# WSPD

a) One by definition of the WSPD.

b) Depends on decomposition/points chosen. In general it can be $$1$$ to $$n-1$$.

For lower bound, we can make a WSPD of a point that has all pair of points as singleton sets. In our example this WSPD would look like {{a}{b}} {{a}{c}} {{b}{c}}. This is always a valid WSPD for any pointset/s and we have that all pairs appear in the union of some subset-pair once.

In terms of a lower bound, consider a WSPD of the form {{a}, {b}}, {{a,b}, {c}} {{a,b}, {d}}, etc. We assume here that this is valid, i.e. all points lie further than sr from the {a,b} circle (which is clearly s * dist(a,b)). In this case a,b appear in n-1 of the unions.
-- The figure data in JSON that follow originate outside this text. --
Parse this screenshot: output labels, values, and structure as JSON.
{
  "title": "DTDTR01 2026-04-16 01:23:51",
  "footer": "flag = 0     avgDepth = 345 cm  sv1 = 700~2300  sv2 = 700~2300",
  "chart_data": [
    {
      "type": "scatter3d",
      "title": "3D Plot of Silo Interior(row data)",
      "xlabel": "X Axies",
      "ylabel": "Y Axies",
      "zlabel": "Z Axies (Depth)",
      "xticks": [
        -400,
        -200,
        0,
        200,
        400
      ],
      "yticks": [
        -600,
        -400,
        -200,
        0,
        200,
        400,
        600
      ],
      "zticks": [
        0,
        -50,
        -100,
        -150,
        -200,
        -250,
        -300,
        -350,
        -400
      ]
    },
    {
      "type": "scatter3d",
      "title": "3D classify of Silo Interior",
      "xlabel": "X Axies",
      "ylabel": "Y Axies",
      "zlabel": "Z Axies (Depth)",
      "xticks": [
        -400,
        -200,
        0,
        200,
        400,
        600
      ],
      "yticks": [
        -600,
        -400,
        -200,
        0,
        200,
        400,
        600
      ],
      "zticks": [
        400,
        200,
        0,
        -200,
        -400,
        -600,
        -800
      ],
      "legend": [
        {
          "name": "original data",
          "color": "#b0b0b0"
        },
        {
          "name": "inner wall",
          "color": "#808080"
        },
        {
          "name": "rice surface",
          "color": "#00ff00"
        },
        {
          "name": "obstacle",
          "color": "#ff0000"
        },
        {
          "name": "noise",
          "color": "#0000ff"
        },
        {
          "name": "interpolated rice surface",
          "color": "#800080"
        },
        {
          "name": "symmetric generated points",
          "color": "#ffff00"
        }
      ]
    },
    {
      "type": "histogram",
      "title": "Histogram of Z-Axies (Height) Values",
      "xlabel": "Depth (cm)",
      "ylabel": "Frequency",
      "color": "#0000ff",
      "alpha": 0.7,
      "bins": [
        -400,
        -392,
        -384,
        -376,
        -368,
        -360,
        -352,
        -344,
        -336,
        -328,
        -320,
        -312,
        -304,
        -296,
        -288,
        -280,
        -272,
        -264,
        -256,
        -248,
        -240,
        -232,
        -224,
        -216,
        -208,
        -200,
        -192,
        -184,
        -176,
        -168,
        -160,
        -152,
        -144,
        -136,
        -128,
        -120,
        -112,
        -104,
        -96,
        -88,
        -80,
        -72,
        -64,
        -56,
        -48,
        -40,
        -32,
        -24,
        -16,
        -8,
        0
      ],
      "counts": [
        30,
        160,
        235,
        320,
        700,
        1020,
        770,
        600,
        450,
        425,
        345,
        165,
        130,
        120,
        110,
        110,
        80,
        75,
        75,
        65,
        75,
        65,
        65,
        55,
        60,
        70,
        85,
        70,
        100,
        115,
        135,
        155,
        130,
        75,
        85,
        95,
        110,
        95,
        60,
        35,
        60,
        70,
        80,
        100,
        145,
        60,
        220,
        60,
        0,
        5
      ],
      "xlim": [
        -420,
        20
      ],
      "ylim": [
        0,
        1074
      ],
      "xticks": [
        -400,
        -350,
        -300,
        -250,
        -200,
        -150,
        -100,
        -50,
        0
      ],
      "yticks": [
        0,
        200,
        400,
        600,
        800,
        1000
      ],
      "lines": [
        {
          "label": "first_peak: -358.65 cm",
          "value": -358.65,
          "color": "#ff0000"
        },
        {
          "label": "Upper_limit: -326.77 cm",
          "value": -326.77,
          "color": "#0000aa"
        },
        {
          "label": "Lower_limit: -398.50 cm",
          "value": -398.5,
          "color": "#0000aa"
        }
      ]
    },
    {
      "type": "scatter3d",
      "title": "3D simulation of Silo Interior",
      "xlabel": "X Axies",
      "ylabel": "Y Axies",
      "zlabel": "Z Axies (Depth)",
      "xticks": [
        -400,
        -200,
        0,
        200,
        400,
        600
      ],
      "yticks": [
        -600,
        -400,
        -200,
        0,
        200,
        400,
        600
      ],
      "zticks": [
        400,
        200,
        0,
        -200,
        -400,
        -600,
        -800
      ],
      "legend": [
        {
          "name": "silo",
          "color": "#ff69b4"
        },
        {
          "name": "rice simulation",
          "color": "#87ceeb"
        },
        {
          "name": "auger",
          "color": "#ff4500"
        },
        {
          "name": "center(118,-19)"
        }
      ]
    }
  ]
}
c) Given $$s\geq 2$$ $$|A|=|B|=1$$. Proof is simple and given in lectures. Basically, if p and q are the closest points and $$s\geq 2$$ then any point within either of their WSP-sets would have to be closer, a contradiction.

d) $$|A|=1$$ from above, $$|B| \in[1,n-1]_\mathbb{N}$$. Lower bound when p,q are the closest two points, upper bound when we have {{a}{b,c,...}}.

# H-Distance

## Algorithm and Runtime

Below we indicate how to calculate $$H(B,A)$$.

• V $$\leftarrow$$ a Voronoi diagram of A: $$O(n\log n)$$
• D $$\leftarrow$$ trapezoidal point-decomp on V. Voronoi diagrams have $$O(n)$$ edges, .:. this step has expected $$O(n\log n)$$ run-time.
• $$H_{B,A}$$ $$\leftarrow$$ 0
• $$\forall$$ b $$\in$$ B: $$O(n)$$
• a $$\leftarrow$$ The point corresponding to the Voronoi cell in which b resides, found using D:$$O(\log n)$$
• d $$\leftarrow$$ dist(a,b)
• $$H_{B,A}$$ $$\leftarrow$$ $$\max\left\{H_{B,A},d\right\}$$ : $$O(1)$$.

Our overall run-time is expected $$O(n\log n)$$. We can repeat the exact same steps exchanging A for B to calculate H(A,B) in $$O(n\log n)$$ expected. We then simply return the larger of the two.

## Correctedness

For all b, we find the cell in the Voronoi diagram in which it resides and the point a corresponding to this point. From the definition of the Voronoi diagram, the distance between these points is $$d(b,A)$$. We do so for all $$b$$ and return the maximum, i.e. $$\max_{b\in B} d(b,A) =: H(B,A))$$.

We repeat this for $$H(A,B)$$ and return the maximum, i.e. $$\max \left\{H(A,B), H(B,A) \right\} =: D(A,B) \ \square$$.